H3 hexes come at different resolutions: from 0 to 15. You can see the breakdown of what each resolution means in terms of the average hexagon area and average hexagon edge length [here](https://h3geo.org/docs/core-library/restable/). For our purposes resolution 8 is sufficient.

In [6]:
def process_polygon(poly, res=8):
    '''
    For convenience, we're picking up datazone-specific columns like
    datazone code and its population from the outer scope of the function.
    '''
    
    temp_result = []
    
    h3s = h3.polyfill_geojson(poly.__geo_interface__, res)

    for h in h3s:

        temp_result.append((
            dz,
            pop,
            h,
            Polygon(h3.h3_to_geo_boundary(h, True))
        ))
    
    return temp_result

In [7]:
result = []

for _, dz, pop, geom in dz_df[["DataZone", "TotPop2011", "geometry"]].itertuples():
    
    if isinstance(geom, Polygon):
    
        result.extend(process_polygon(geom, res=8))
        
    # some datazones are MultiPolygons instead of simple Polygons!
    elif isinstance(geom, MultiPolygon):

        for poly in geom.geoms:
            
            result.extend(process_polygon(poly, res=8))

In [8]:
h3_df = gpd.GeoDataFrame(result, columns=["datazone", "dz_pop", "h3", "geometry"], crs="EPSG:4326")

In [9]:
h3_df.head()

Unnamed: 0,datazone,dz_pop,h3,geometry
0,S01006506,872,8819761443fffff,"POLYGON ((-2.26118 57.09362, -2.26871 57.09252..."
1,S01006506,872,8819761409fffff,"POLYGON ((-2.26990 57.08828, -2.27743 57.08717..."
2,S01006506,872,8819761441fffff,"POLYGON ((-2.26632 57.10100, -2.27385 57.09990..."
3,S01006506,872,881976140dfffff,"POLYGON ((-2.28377 57.09031, -2.29130 57.08920..."
4,S01006506,872,8819761429fffff,"POLYGON ((-2.30636 57.08699, -2.31390 57.08588..."


In [10]:
# create a population figure for each hex by dividing the DZ population by the count of constituent hexes
# this is a very rough approximation of how the area of a DZ is related to the its population: a city DZ can
# be a single hex with ~1000 population, but a rural DZ with ~1000 population might be made up of 4 hexes.
h3_df["h3_pop"] = h3_df.groupby("datazone")["dz_pop"].transform(lambda x: x / len(x))

To see the result of your transformation, you can export the dataframe to GeoJSON and use your favourite mapping tool like Tableau, QGIS or ArcPro to visualise the hexagons.
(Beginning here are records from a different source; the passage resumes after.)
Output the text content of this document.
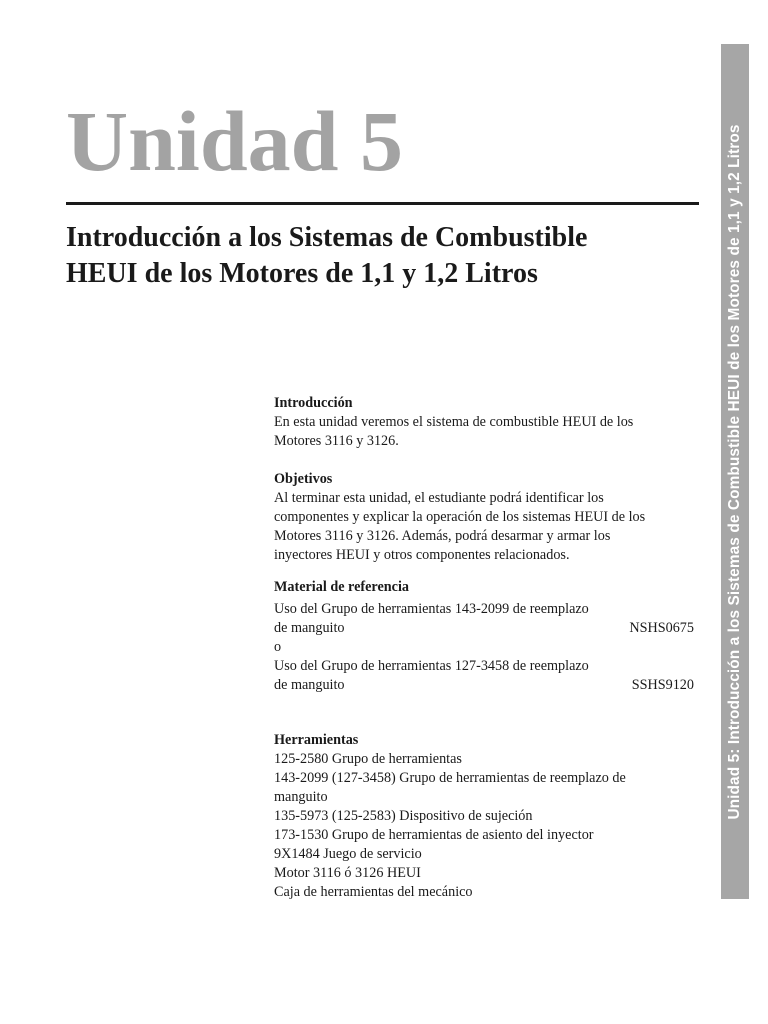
Unidad 5
Introducción a los Sistemas de Combustible
HEUI de los Motores de 1,1 y 1,2 Litros	Unidad 5: Introducción a los Sistemas de Combustible HEUI de los Motores de 1,1 y 1,2 Litros
Introducción
En esta unidad veremos el sistema de combustible HEUI de los
Motores 3116 y 3126.
Objetivos
Al terminar esta unidad, el estudiante podrá identificar los
componentes y explicar la operación de los sistemas HEUI de los
Motores 3116 y 3126. Además, podrá desarmar y armar los
inyectores HEUI y otros componentes relacionados.
Material de referencia
Uso del Grupo de herramientas 143-2099 de reemplazo
de manguito	NSHS0675
o
Uso del Grupo de herramientas 127-3458 de reemplazo
de manguito	SSHS9120
Herramientas
125-2580 Grupo de herramientas
143-2099 (127-3458) Grupo de herramientas de reemplazo de
manguito
135-5973 (125-2583) Dispositivo de sujeción
173-1530 Grupo de herramientas de asiento del inyector
9X1484 Juego de servicio
Motor 3116 ó 3126 HEUI
Caja de herramientas del mecánico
You can also use a free web-based tool [kepler.gl](https://kepler.gl/)

`h3_df.to_file("h3.geojson", driver="GeoJSON", index=False)`

In order for Exhibit to properly recognize your lookup table, it **must** have a column called `h3` with H3 ids. If you would like to weight the samples (so that sampled points reflect highly populated areas, for example), please ensure you include the appropriate weights column together with the `h3` column and reference it in the specification. By default, the distribution is set to uniform, but by specifying the weights column name, you can easily change that.

To insert the h3 lookup table into `anon.db` you can use the `db_util.py` provided in the `exhibit/db/` folder. Once you've exported your `h3_df` to a `.csv` file called, for example, `geo_h3_datazones.csv`, all you need to do is type the following in the terminal: `python db_util.py --insert geo_h3_datazones.csv` assuming your `csv` file is in the same folder as `db_util.py`.